Впрочем, как бы оно ни называлось, мне от этого было не легче.
Раньше я сроду не видел отца пьяным. Когда у нас собирались гости, он выпивал рюмку-другую и становился еще более веселым, оживленным, любил петь песни… Но чтоб он напился, как, например, напивался Бабуськин, наш сосед, мастер по ремонту холодильников, — этого я даже представить себе не мог.
Зимние вечера были длинными и тоскливыми. Пока жила мама, я и не предполагал, как тоскливы могут быть зимние вечера. Отец надумал перебрать нашего «Москвича». Особой нужды в этом не было. Машину мы купили лишь прошлым летом, когда он получил на заводе большую премию… И я понимал, что он просто хочет чем-то занять время. Правда, я обрадовался: вот уж когда изучу все как следует! Баранку крутить я уже немного умел, а вообще-то в шоферском деле ничего не смыслил.
Вот тогда я стал замечать, что отец все позже и позже приходит с работы. Спотыкаясь, он брел за мной в гараж, показывал, как устроено рулевое управление или водяной насос, но у него заплетался язык. Иногда, запнувшись на полуслове, он замолкал, прижимался щекой к рулю и плакал. Беззвучно, страшно, трясясь всем телом. Наплакавшись, он обнимал меня и, запинаясь, говорил:
— Такие пироги, Тима, такие пироги, сынок… — И от него несло водочным перегаром.
Ну что я мог с ним сделать?.. Тоже плакать? Уговаривать?
Плакал. Уговаривал.
А толку…
Вскоре мне надоело ходить в гараж — кому это нужно… Сидеть, ничего не делая, можно и дома. По крайней мере, тепло. Пропади она пропадом, та машина!..

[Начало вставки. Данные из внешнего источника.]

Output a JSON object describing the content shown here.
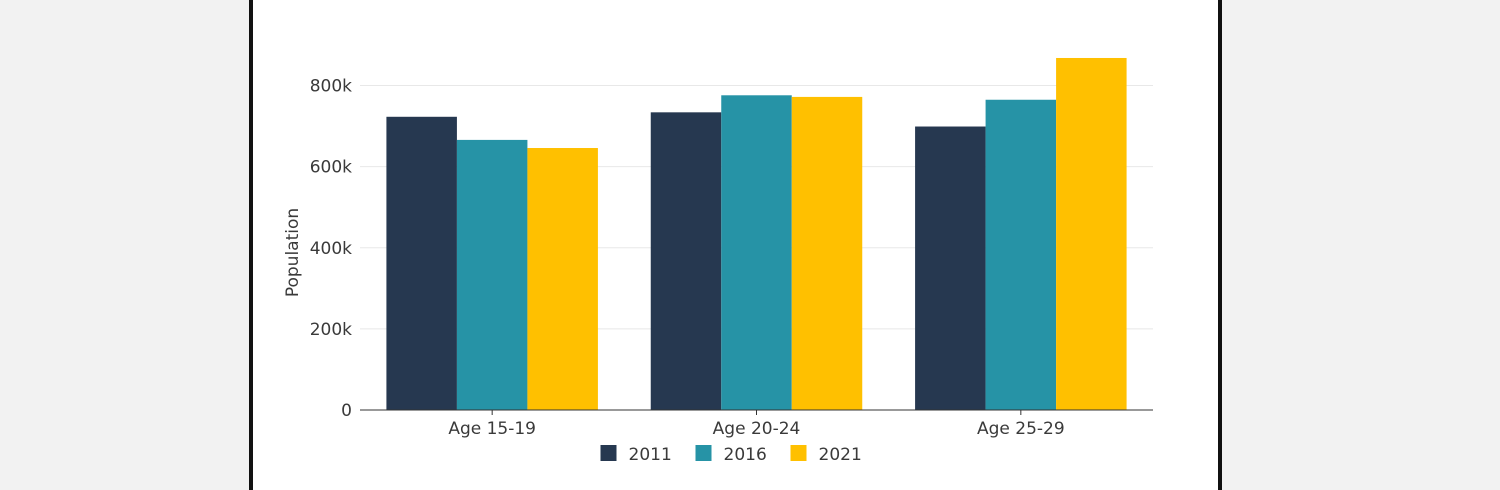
{
  "colors": {
    "page_background": "#f2f2f2",
    "panel_background": "#ffffff",
    "gridline": "#e8e8e8",
    "axis": "#333333"
  },
  "chart_data": {
    "type": "bar",
    "title": "",
    "xlabel": "",
    "ylabel": "Population",
    "categories": [
      "Age 15-19",
      "Age 20-24",
      "Age 25-29"
    ],
    "series": [
      {
        "name": "2011",
        "color": "#263850",
        "values": [
          723000,
          734000,
          699000
        ]
      },
      {
        "name": "2016",
        "color": "#2693a6",
        "values": [
          666000,
          776000,
          765000
        ]
      },
      {
        "name": "2021",
        "color": "#ffc000",
        "values": [
          646000,
          772000,
          868000
        ]
      }
    ],
    "ylim": [
      0,
      900000
    ],
    "yticks": [
      0,
      200000,
      400000,
      600000,
      800000
    ],
    "ytick_labels": [
      "0",
      "200k",
      "400k",
      "600k",
      "800k"
    ],
    "grid": true,
    "legend_position": "bottom"
  }
}
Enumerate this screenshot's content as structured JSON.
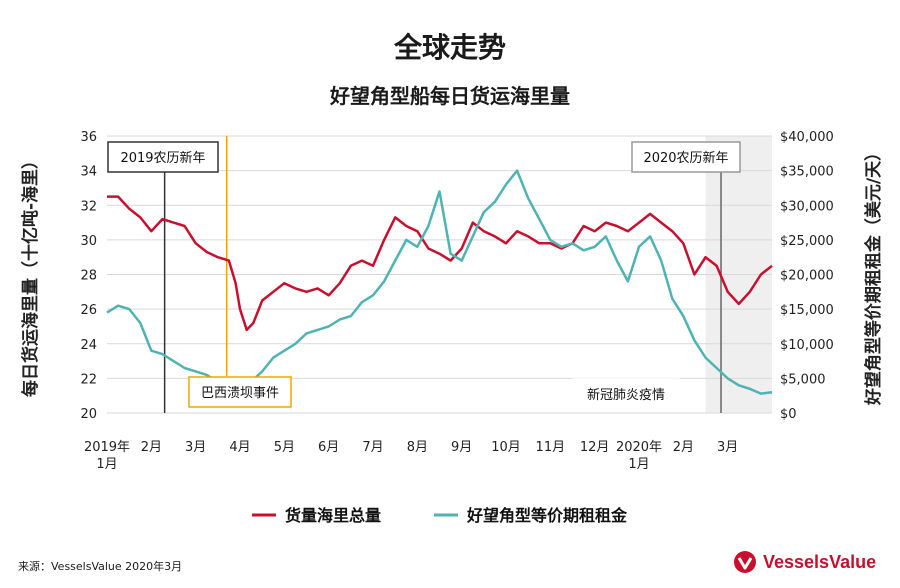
{
  "title": "全球走势",
  "subtitle": "好望角型船每日货运海里量",
  "source": "来源：VesselsValue 2020年3月",
  "logo_text": "VesselsValue",
  "colors": {
    "red": "#c8102e",
    "teal": "#4fb3b3",
    "shade": "#efefef",
    "orange": "#f0a500",
    "dark": "#333333"
  },
  "chart_data": {
    "type": "line",
    "x_tick_labels": [
      "2019年\n1月",
      "2月",
      "3月",
      "4月",
      "5月",
      "6月",
      "7月",
      "8月",
      "9月",
      "10月",
      "11月",
      "12月",
      "2020年\n1月",
      "2月",
      "3月"
    ],
    "y_left": {
      "label": "每日货运海里量（十亿吨-海里）",
      "ticks": [
        "20",
        "22",
        "24",
        "26",
        "28",
        "30",
        "32",
        "34",
        "36"
      ],
      "range": [
        20,
        36
      ]
    },
    "y_right": {
      "label": "好望角型等价期租租金（美元/天）",
      "ticks": [
        "$0",
        "$5,000",
        "$10,000",
        "$15,000",
        "$20,000",
        "$25,000",
        "$30,000",
        "$35,000",
        "$40,000"
      ],
      "range": [
        0,
        40000
      ]
    },
    "annotations": [
      {
        "label": "2019农历新年",
        "month": 1.3
      },
      {
        "label": "巴西溃坝事件",
        "month": 2.7
      },
      {
        "label": "2020农历新年",
        "month": 13.85
      },
      {
        "label": "新冠肺炎疫情",
        "month": 13.5
      }
    ],
    "shaded_region": {
      "from_month": 13.5,
      "to_month": 15.0
    },
    "series": [
      {
        "name": "货量海里总量",
        "axis": "left",
        "color": "#c8102e",
        "x": [
          0,
          0.25,
          0.5,
          0.75,
          1.0,
          1.25,
          1.5,
          1.75,
          2.0,
          2.25,
          2.5,
          2.75,
          2.9,
          3.0,
          3.15,
          3.3,
          3.5,
          3.75,
          4.0,
          4.25,
          4.5,
          4.75,
          5.0,
          5.25,
          5.5,
          5.75,
          6.0,
          6.25,
          6.5,
          6.75,
          7.0,
          7.25,
          7.5,
          7.75,
          8.0,
          8.25,
          8.5,
          8.75,
          9.0,
          9.25,
          9.5,
          9.75,
          10.0,
          10.25,
          10.5,
          10.75,
          11.0,
          11.25,
          11.5,
          11.75,
          12.0,
          12.25,
          12.5,
          12.75,
          13.0,
          13.25,
          13.5,
          13.75,
          14.0,
          14.25,
          14.5,
          14.75,
          15.0
        ],
        "values": [
          32.5,
          32.5,
          31.8,
          31.3,
          30.5,
          31.2,
          31.0,
          30.8,
          29.8,
          29.3,
          29.0,
          28.8,
          27.5,
          26.0,
          24.8,
          25.2,
          26.5,
          27.0,
          27.5,
          27.2,
          27.0,
          27.2,
          26.8,
          27.5,
          28.5,
          28.8,
          28.5,
          30.0,
          31.3,
          30.8,
          30.5,
          29.5,
          29.2,
          28.8,
          29.5,
          31.0,
          30.5,
          30.2,
          29.8,
          30.5,
          30.2,
          29.8,
          29.8,
          29.5,
          29.8,
          30.8,
          30.5,
          31.0,
          30.8,
          30.5,
          31.0,
          31.5,
          31.0,
          30.5,
          29.8,
          28.0,
          29.0,
          28.5,
          27.0,
          26.3,
          27.0,
          28.0,
          28.5
        ]
      },
      {
        "name": "好望角型等价期租租金",
        "axis": "right",
        "color": "#4fb3b3",
        "x": [
          0,
          0.25,
          0.5,
          0.75,
          1.0,
          1.25,
          1.5,
          1.75,
          2.0,
          2.25,
          2.5,
          2.75,
          3.0,
          3.25,
          3.5,
          3.75,
          4.0,
          4.25,
          4.5,
          4.75,
          5.0,
          5.25,
          5.5,
          5.75,
          6.0,
          6.25,
          6.5,
          6.75,
          7.0,
          7.25,
          7.5,
          7.75,
          8.0,
          8.25,
          8.5,
          8.75,
          9.0,
          9.25,
          9.5,
          9.75,
          10.0,
          10.25,
          10.5,
          10.75,
          11.0,
          11.25,
          11.5,
          11.75,
          12.0,
          12.25,
          12.5,
          12.75,
          13.0,
          13.25,
          13.5,
          13.75,
          14.0,
          14.25,
          14.5,
          14.75,
          15.0
        ],
        "values": [
          14500,
          15500,
          15000,
          13000,
          9000,
          8500,
          7500,
          6500,
          6000,
          5500,
          4500,
          4000,
          4000,
          4500,
          6000,
          8000,
          9000,
          10000,
          11500,
          12000,
          12500,
          13500,
          14000,
          16000,
          17000,
          19000,
          22000,
          25000,
          24000,
          27000,
          32000,
          23000,
          22000,
          25500,
          29000,
          30500,
          33000,
          35000,
          31000,
          28000,
          25000,
          24000,
          24500,
          23500,
          24000,
          25500,
          22000,
          19000,
          24000,
          25500,
          22000,
          16500,
          14000,
          10500,
          8000,
          6500,
          5000,
          4000,
          3500,
          2800,
          3000
        ]
      }
    ]
  }
}
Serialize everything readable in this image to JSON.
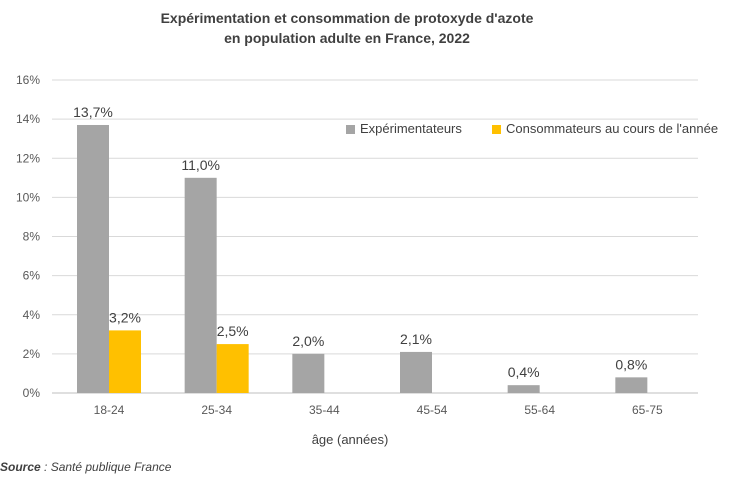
{
  "chart_data": {
    "type": "bar",
    "title_line1": "Expérimentation et consommation de protoxyde d'azote",
    "title_line2": "en population adulte en France, 2022",
    "xlabel": "âge (années)",
    "ylabel": "",
    "categories": [
      "18-24",
      "25-34",
      "35-44",
      "45-54",
      "55-64",
      "65-75"
    ],
    "series": [
      {
        "name": "Expérimentateurs",
        "color": "#a5a5a5",
        "values": [
          13.7,
          11.0,
          2.0,
          2.1,
          0.4,
          0.8
        ],
        "labels": [
          "13,7%",
          "11,0%",
          "2,0%",
          "2,1%",
          "0,4%",
          "0,8%"
        ]
      },
      {
        "name": "Consommateurs au cours de l'année",
        "color": "#ffc000",
        "values": [
          3.2,
          2.5,
          null,
          null,
          null,
          null
        ],
        "labels": [
          "3,2%",
          "2,5%",
          "",
          "",
          "",
          ""
        ]
      }
    ],
    "ylim": [
      0,
      16
    ],
    "yticks": [
      "0%",
      "2%",
      "4%",
      "6%",
      "8%",
      "10%",
      "12%",
      "14%",
      "16%"
    ],
    "grid": true,
    "legend_position": "top-right"
  },
  "source": {
    "label": "Source",
    "text": " : Santé publique France"
  }
}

Вначале отец стеснялся меня и дома не пил. Потом стал приносить водку домой. Он совсем перестал за собой следить. Я сам кое-как стирал ему сорочки и гладил костюмы, но он, казалось, не замечал этого; ходил в грязном и мятом, даже побриться забывал.
Однажды прибежала тетка Горислава — она не заглядывала к нам с тех пор, как я от нее ушел, — и со злорадством рассказала мне, что у отца неприятности на работе. Тетка дождалась его, долго и уныло пилила, а он смотрел куда-то в угол мутными трезвыми глазами и послушно кивал головой — жалкий, с грязновато-серой щетиной. Я чувствовал, что ее слова отскакивают от него, как от стенки горох.
Когда она наконец убралась, отец крепко потер руками виски и молча пошел на кухню. Достал откуда-то из-за буфета бутылку водки, отломал кусок хлеба и колбасы и присел к столу. Я взял второй стакан и сел напротив. Открыл бутылку, налил дополна ему, потом себе, приподнял стакан и сказал:
— Будь здоров!
Он оторвал от стола воспаленные глаза и с интересом посмотрел на меня, словно впервые увидел. Водка была холодная, но стакан обжигал мне пальцы, будто я держал раскаленный уголь. Я чувствовал — еще мгновение, и я его уроню. Но тут он вздрогнул, словно проснулся:
— Сейчас же поставь стакан! Ты что, ошалел?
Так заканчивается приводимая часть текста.